Tempe, Ariz.-based US Airways became the latest airline to report strong profit for 2012, another signal of a resurgence of the nation's airline industry.
US Airways, which has pushed for a merger with American Airlines, reported Wednesday a record profit of $537 million for the year or $2.79 per share, compared with a profit of $111 million in 2011.
For 2012, total revenues for US Airways reached $13.8 billion, up 5.9% over 2011, with revenue per available seat miles up 3.9% and the average percentage of filled seats at 82.9%, compared with 82.3% in 2011.
The latest earnings report follows projections by industry analysts that every major airline in the country, except for American, which filed for bankruptcy last year, will report annual profits for at least the third consecutive year.

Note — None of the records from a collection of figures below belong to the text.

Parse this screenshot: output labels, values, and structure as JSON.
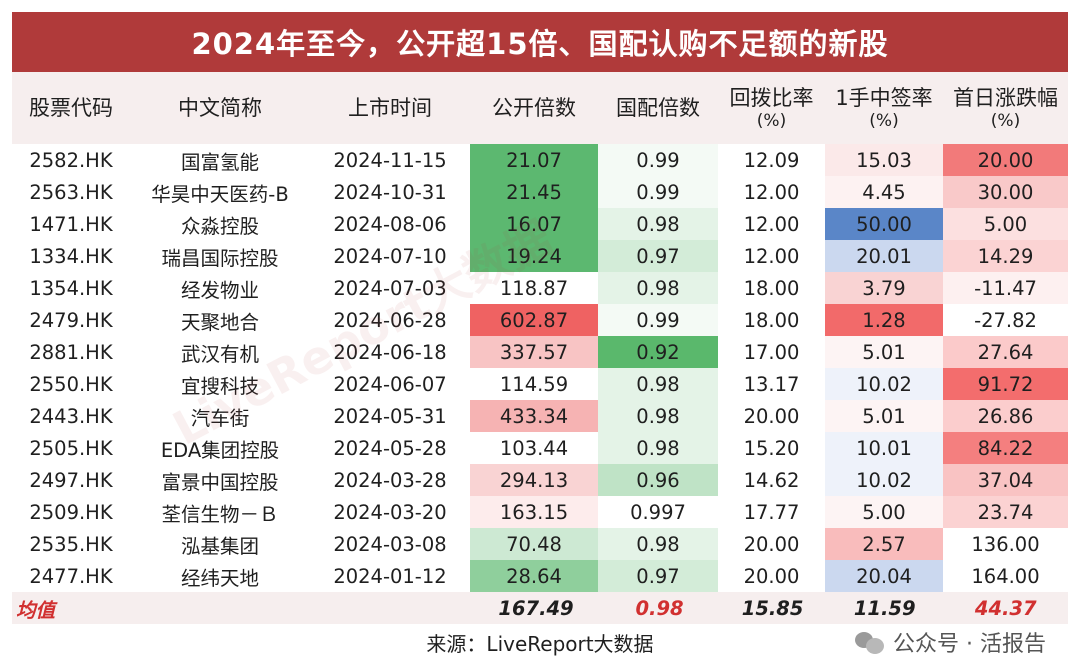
{
  "title": "2024年至今，公开超15倍、国配认购不足额的新股",
  "watermark_diag": "LiveReport大数据",
  "headers": [
    {
      "main": "股票代码",
      "sub": ""
    },
    {
      "main": "中文简称",
      "sub": ""
    },
    {
      "main": "上市时间",
      "sub": ""
    },
    {
      "main": "公开倍数",
      "sub": ""
    },
    {
      "main": "国配倍数",
      "sub": ""
    },
    {
      "main": "回拨比率",
      "sub": "(%)"
    },
    {
      "main": "1手中签率",
      "sub": "(%)"
    },
    {
      "main": "首日涨跌幅",
      "sub": "(%)"
    }
  ],
  "rows": [
    [
      "2582.HK",
      "国富氢能",
      "2024-11-15",
      "21.07",
      "0.99",
      "12.09",
      "15.03",
      "20.00"
    ],
    [
      "2563.HK",
      "华昊中天医药-B",
      "2024-10-31",
      "21.45",
      "0.99",
      "12.00",
      "4.45",
      "30.00"
    ],
    [
      "1471.HK",
      "众淼控股",
      "2024-08-06",
      "16.07",
      "0.98",
      "12.00",
      "50.00",
      "5.00"
    ],
    [
      "1334.HK",
      "瑞昌国际控股",
      "2024-07-10",
      "19.24",
      "0.97",
      "12.00",
      "20.01",
      "14.29"
    ],
    [
      "1354.HK",
      "经发物业",
      "2024-07-03",
      "118.87",
      "0.98",
      "18.00",
      "3.79",
      "-11.47"
    ],
    [
      "2479.HK",
      "天聚地合",
      "2024-06-28",
      "602.87",
      "0.99",
      "18.00",
      "1.28",
      "-27.82"
    ],
    [
      "2881.HK",
      "武汉有机",
      "2024-06-18",
      "337.57",
      "0.92",
      "17.00",
      "5.01",
      "27.64"
    ],
    [
      "2550.HK",
      "宜搜科技",
      "2024-06-07",
      "114.59",
      "0.98",
      "13.17",
      "10.02",
      "91.72"
    ],
    [
      "2443.HK",
      "汽车街",
      "2024-05-31",
      "433.34",
      "0.98",
      "20.00",
      "5.01",
      "26.86"
    ],
    [
      "2505.HK",
      "EDA集团控股",
      "2024-05-28",
      "103.44",
      "0.98",
      "15.20",
      "10.01",
      "84.22"
    ],
    [
      "2497.HK",
      "富景中国控股",
      "2024-03-28",
      "294.13",
      "0.96",
      "14.62",
      "10.02",
      "37.04"
    ],
    [
      "2509.HK",
      "荃信生物－Ｂ",
      "2024-03-20",
      "163.15",
      "0.997",
      "17.77",
      "5.00",
      "23.74"
    ],
    [
      "2535.HK",
      "泓基集团",
      "2024-03-08",
      "70.48",
      "0.98",
      "20.00",
      "2.57",
      "136.00"
    ],
    [
      "2477.HK",
      "经纬天地",
      "2024-01-12",
      "28.64",
      "0.97",
      "20.00",
      "20.04",
      "164.00"
    ]
  ],
  "cell_colors": [
    [
      "#ffffff",
      "#ffffff",
      "#ffffff",
      "#5cb870",
      "#f4faf5",
      "#ffffff",
      "#fbe9e9",
      "#f27a7a"
    ],
    [
      "#ffffff",
      "#ffffff",
      "#ffffff",
      "#5cb870",
      "#f4faf5",
      "#ffffff",
      "#fdf2f2",
      "#f9c9c9"
    ],
    [
      "#ffffff",
      "#ffffff",
      "#ffffff",
      "#5cb870",
      "#e4f3e7",
      "#ffffff",
      "#5a86c8",
      "#fce0e0"
    ],
    [
      "#ffffff",
      "#ffffff",
      "#ffffff",
      "#5cb870",
      "#d3ecd8",
      "#ffffff",
      "#cbd8ef",
      "#fbd3d3"
    ],
    [
      "#ffffff",
      "#ffffff",
      "#ffffff",
      "#ffffff",
      "#e4f3e7",
      "#ffffff",
      "#f9d3d3",
      "#fdf0f0"
    ],
    [
      "#ffffff",
      "#ffffff",
      "#ffffff",
      "#ef6262",
      "#f4faf5",
      "#ffffff",
      "#f26a6a",
      "#ffffff"
    ],
    [
      "#ffffff",
      "#ffffff",
      "#ffffff",
      "#f8c4c4",
      "#5ab86c",
      "#ffffff",
      "#fdf4f4",
      "#fbcaca"
    ],
    [
      "#ffffff",
      "#ffffff",
      "#ffffff",
      "#ffffff",
      "#e4f3e7",
      "#ffffff",
      "#eef2fa",
      "#f36d6d"
    ],
    [
      "#ffffff",
      "#ffffff",
      "#ffffff",
      "#f6b3b3",
      "#e4f3e7",
      "#ffffff",
      "#fdf4f4",
      "#fbcdcd"
    ],
    [
      "#ffffff",
      "#ffffff",
      "#ffffff",
      "#ffffff",
      "#e4f3e7",
      "#ffffff",
      "#eef2fa",
      "#f47f7f"
    ],
    [
      "#ffffff",
      "#ffffff",
      "#ffffff",
      "#f9d3d3",
      "#bfe3c6",
      "#ffffff",
      "#eef2fa",
      "#f9c3c3"
    ],
    [
      "#ffffff",
      "#ffffff",
      "#ffffff",
      "#fdecec",
      "#ffffff",
      "#ffffff",
      "#fdf4f4",
      "#fbd2d2"
    ],
    [
      "#ffffff",
      "#ffffff",
      "#ffffff",
      "#cde9d3",
      "#e4f3e7",
      "#ffffff",
      "#f9bcbc",
      "#ffffff"
    ],
    [
      "#ffffff",
      "#ffffff",
      "#ffffff",
      "#8fcf9c",
      "#d3ecd8",
      "#ffffff",
      "#cbd8ef",
      "#ffffff"
    ]
  ],
  "average": {
    "label": "均值",
    "values": [
      "",
      "",
      "",
      "167.49",
      "0.98",
      "15.85",
      "11.59",
      "44.37"
    ],
    "red_cols": [
      4,
      7
    ]
  },
  "source": "来源：LiveReport大数据",
  "wechat_mark": "公众号 · 活报告",
  "colors": {
    "title_bg": "#b03a3a",
    "header_bg": "#f6eeee",
    "accent_red": "#d13030"
  }
}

In 2012, the average domestic airfare rose about 4%, according to industry projections, and airlines continue to generate strong revenues from passenger fees, such as charges to check bags, buy food and get access to on-board wireless Internet.
Even AMR, the parent company of American Airlines, showed signs of financial improvement in 2012. For the year, the airline reported a net loss of $130 million, excluding reorganization costs and other special items, a $932-million improvement over 2011.
"We have made enormous progress towards building the new American," said Tom Horton, AMR's chairman and chief executive officer.